Six Key Events That Could Shape Markets in 2017Learn more about this firm
2016 played host to the unexpected with the U.S. presidential election and Brexit vote. 2017 will bring its own events that could have consequences for global markets.
As we prepare for the year ahead, we highlight some of the key events to keep an eye on in the first half of 2017, both in the U.S. and around the world. It is, of course, impossible to know how these events will play out, but being aware of the potential for volatility should help investors prepare for both the risks and the opportunities that could unfold.
Jan. 1: Euro anniversary
The start of the year marks the 15th anniversary of the full launch of the euro. Prior to January 2002, the euro had existed only as a virtual currency. The combination of Brexit and a sluggish economic outlook points to a European Union that is facing some serious headwinds. While there is still a strong political commitment to the EU in most member countries, some reforms may have to be made before long.
Jan. 20: U.S. presidential inauguration
Donald Trump’s election victory confounded expectations, although leaders on both sides of the aisle appear committed to ensuring a calm transition process. The policy priorities Trump sets out for his first 100 days in office may increase or decrease market volatility, depending on how far-reaching his aims are in terms of immigration, domestic spending, taxation, international trade and other matters.
March 26: Hong Kong elections
Elections in Hong Kong, the autonomous Chinese territory that serves as an important economic hub in Asia, are often controversial because of Beijing’s efforts to control the outcome.
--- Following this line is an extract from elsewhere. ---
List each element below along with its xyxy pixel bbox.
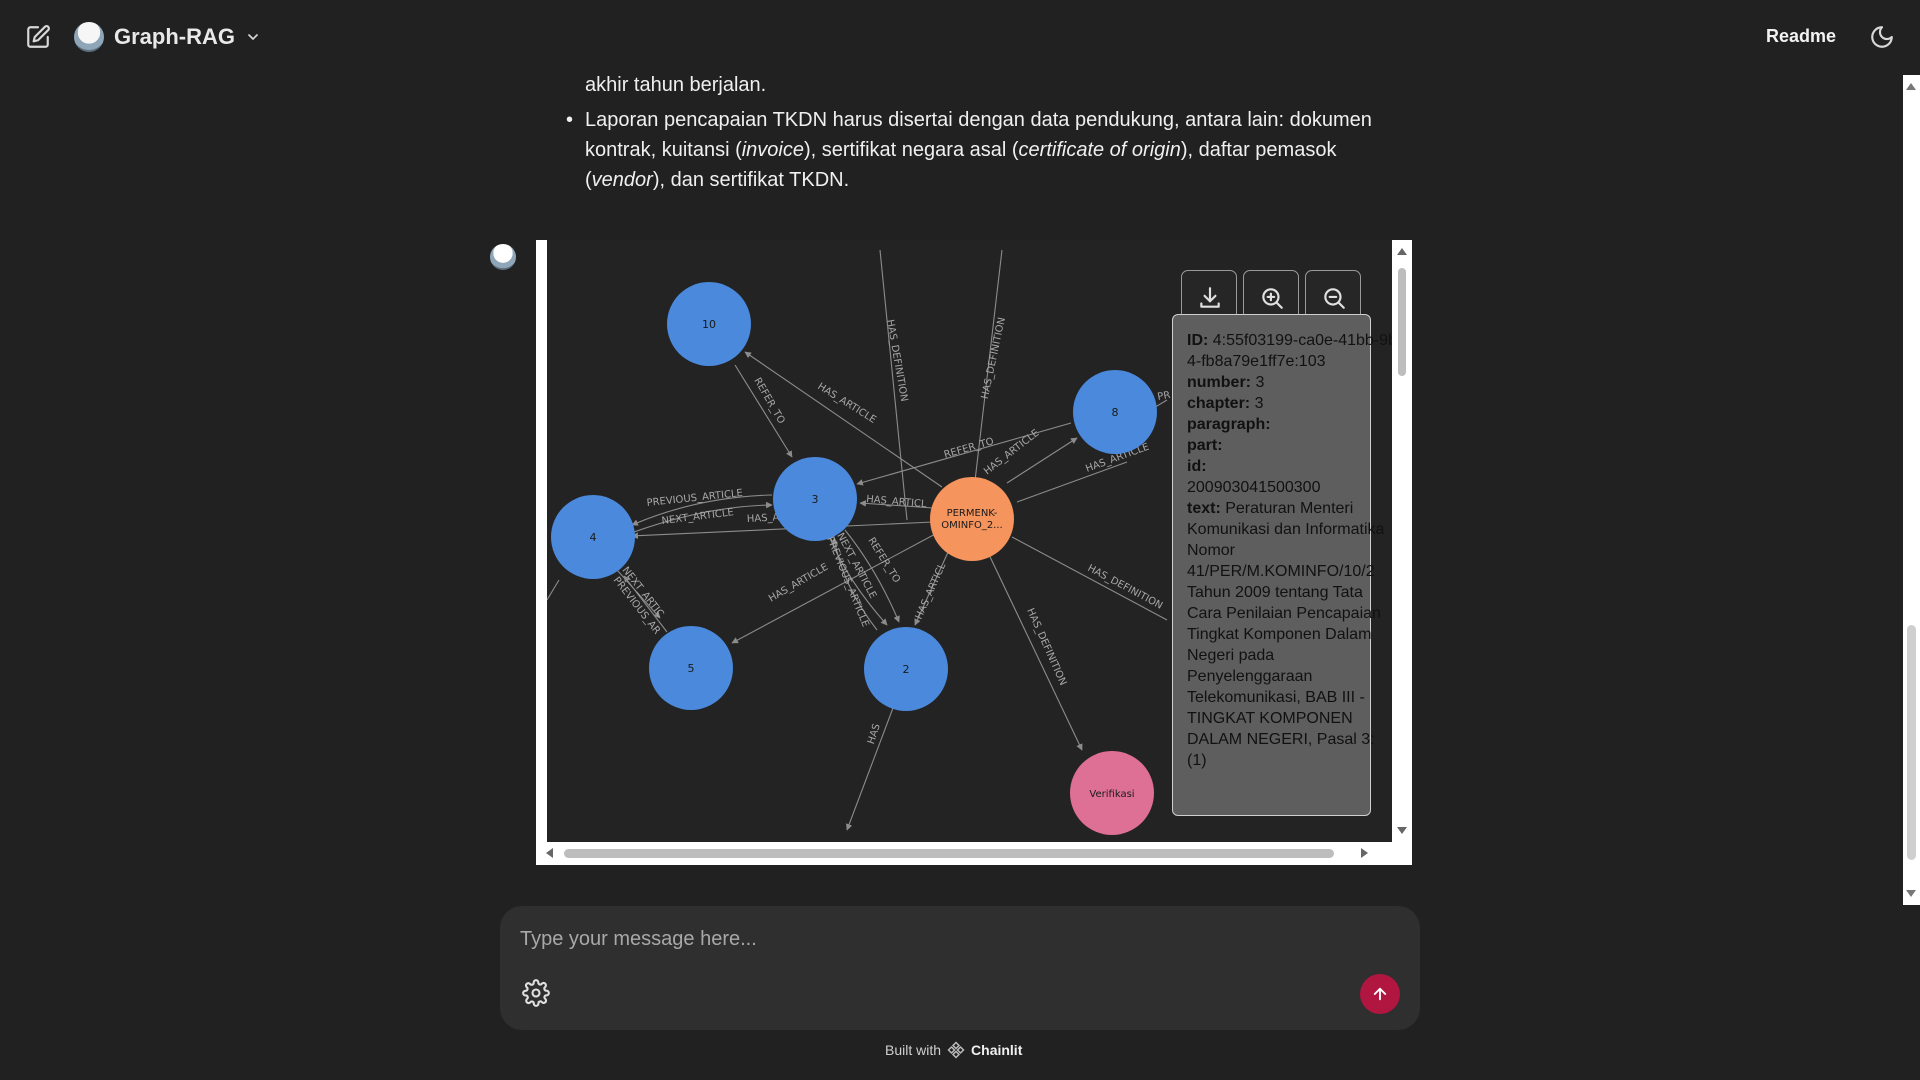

The election for a new chief executive — the head of the city’s government — could well follow that familiar pattern, particularly if the authorities opt to clamp down heavily on signs of dissent or pro-democracy activism during the campaign or once the result has been announced.
March 31: Brexit negotiations
The U.K. government has said it plans to trigger the Brexit process before the end of March. That will mark the start of formal negotiations on the U.K.’s exit from the EU. Depending on how the process is managed, those negotiations could help bring some stability to the U.K. economy, but they could also trigger further bouts of volatility.